Après l’adoption de la Constitution, le roi a fait observer que le pays entrait dans une nouvelle période et que chaque période avait ses propres hommes. Une manière élégante d’inviter certains personnages brejnéviens à « dégager ». Karim Ghellab, lui, appartient à la génération qui, après les élections de novembre, va s’affirmer sur le devant de la scène. À Jeune Afrique, il a parlé bien entendu du TGV, mais aussi des islamistes et des alliances qui se nouent ou s’effilochent.
Jeune Afrique : Les travaux du TGV Tanger-Casablanca ont été lancés le 29 septembre. Est-ce que le Maroc a vraiment besoin d’un TGV ? N’y a-t-il pas d’autres priorités ? Les 3 milliards d’euros ne pourraient-ils pas être mieux utilisés en ces temps de crise ?

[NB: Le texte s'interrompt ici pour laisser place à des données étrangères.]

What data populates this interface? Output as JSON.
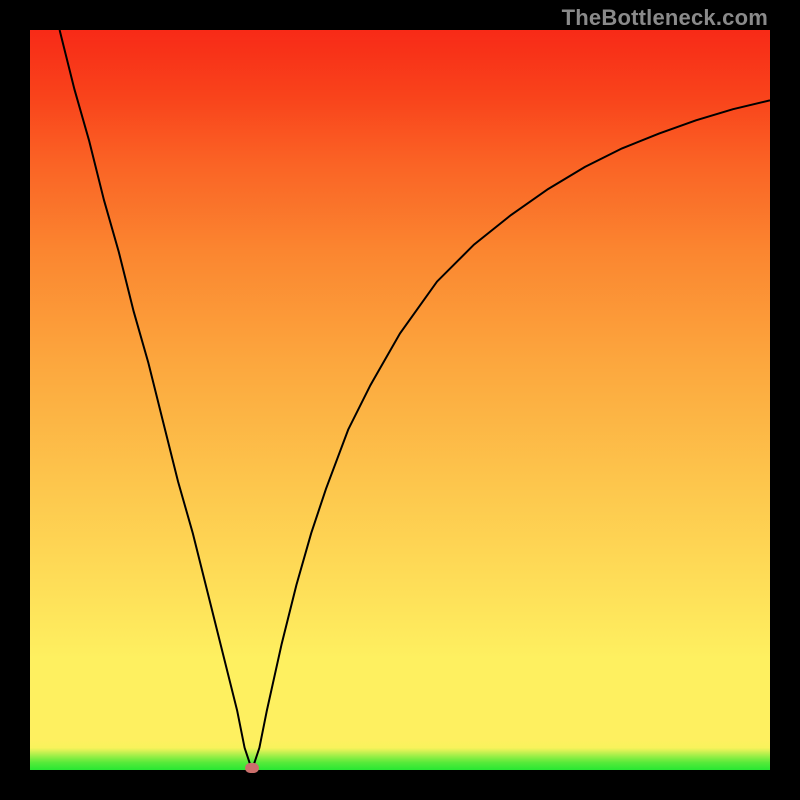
{
  "watermark": "TheBottleneck.com",
  "chart_data": {
    "type": "line",
    "title": "",
    "xlabel": "",
    "ylabel": "",
    "xlim": [
      0,
      100
    ],
    "ylim": [
      0,
      100
    ],
    "grid": false,
    "legend": false,
    "annotations": [
      {
        "name": "min-point-marker",
        "x": 30,
        "y": 0
      }
    ],
    "series": [
      {
        "name": "bottleneck-curve",
        "x": [
          4,
          6,
          8,
          10,
          12,
          14,
          16,
          18,
          20,
          22,
          24,
          26,
          28,
          29,
          30,
          31,
          32,
          34,
          36,
          38,
          40,
          43,
          46,
          50,
          55,
          60,
          65,
          70,
          75,
          80,
          85,
          90,
          95,
          100
        ],
        "y": [
          100,
          92,
          85,
          77,
          70,
          62,
          55,
          47,
          39,
          32,
          24,
          16,
          8,
          3,
          0,
          3,
          8,
          17,
          25,
          32,
          38,
          46,
          52,
          59,
          66,
          71,
          75,
          78.5,
          81.5,
          84,
          86,
          87.8,
          89.3,
          90.5
        ]
      }
    ],
    "background_gradient": {
      "stops": [
        {
          "pct": 0,
          "color": "#27e833"
        },
        {
          "pct": 3,
          "color": "#f8f35c"
        },
        {
          "pct": 15,
          "color": "#fef060"
        },
        {
          "pct": 55,
          "color": "#fca73e"
        },
        {
          "pct": 100,
          "color": "#f82a17"
        }
      ]
    }
  }
}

Karim Ghellab : Le TGV constitue une priorité dans le cadre de la politique des grands chantiers. Le Maroc en a besoin pour promouvoir l’emploi et développer les régions. L’évolution des transports nécessite aujourd’hui le développement du train à longue distance, laquelle impose la technologie du TGV. Mais les priorités sociales ne sont pas négligées pour autant. Au cours des trois dernières années, le budget de l’Éducation nationale a augmenté de 28 %, pour atteindre 50 milliards de dirhams par an (environ 4,5 milliards d’euros), et celui de la Santé, qui dépasse les 10 milliards de dirhams, a crû de 34 %.
Les 3 milliards d’euros que vous avez cités après d’autres ne constituent pas le budget du TGV. Il s’agit des investissements ferroviaires sur cinq ans de l’Office national des chemins de fer [ONCF], et ils portent aussi sur d’autres opérations. Le TGV, c’est 1,8 milliard d’euros et, dans cette somme, les trois quarts sont des crédits exclusivement mobilisés pour ce projet. La part qui peut être utilisée pour d’autres priorités et qui relève du budget de l’État représente 500 millions d’euros. Une part est financée par le Fonds Hassan-II et le reste par l’État, soit 75 millions d’euros par an sur six ans. Cela correspond à 1,4 % du budget général d’investissement de l’État, ce qui est tout à fait soutenable.
Comprenez-vous que ce projet ait pu choquer ?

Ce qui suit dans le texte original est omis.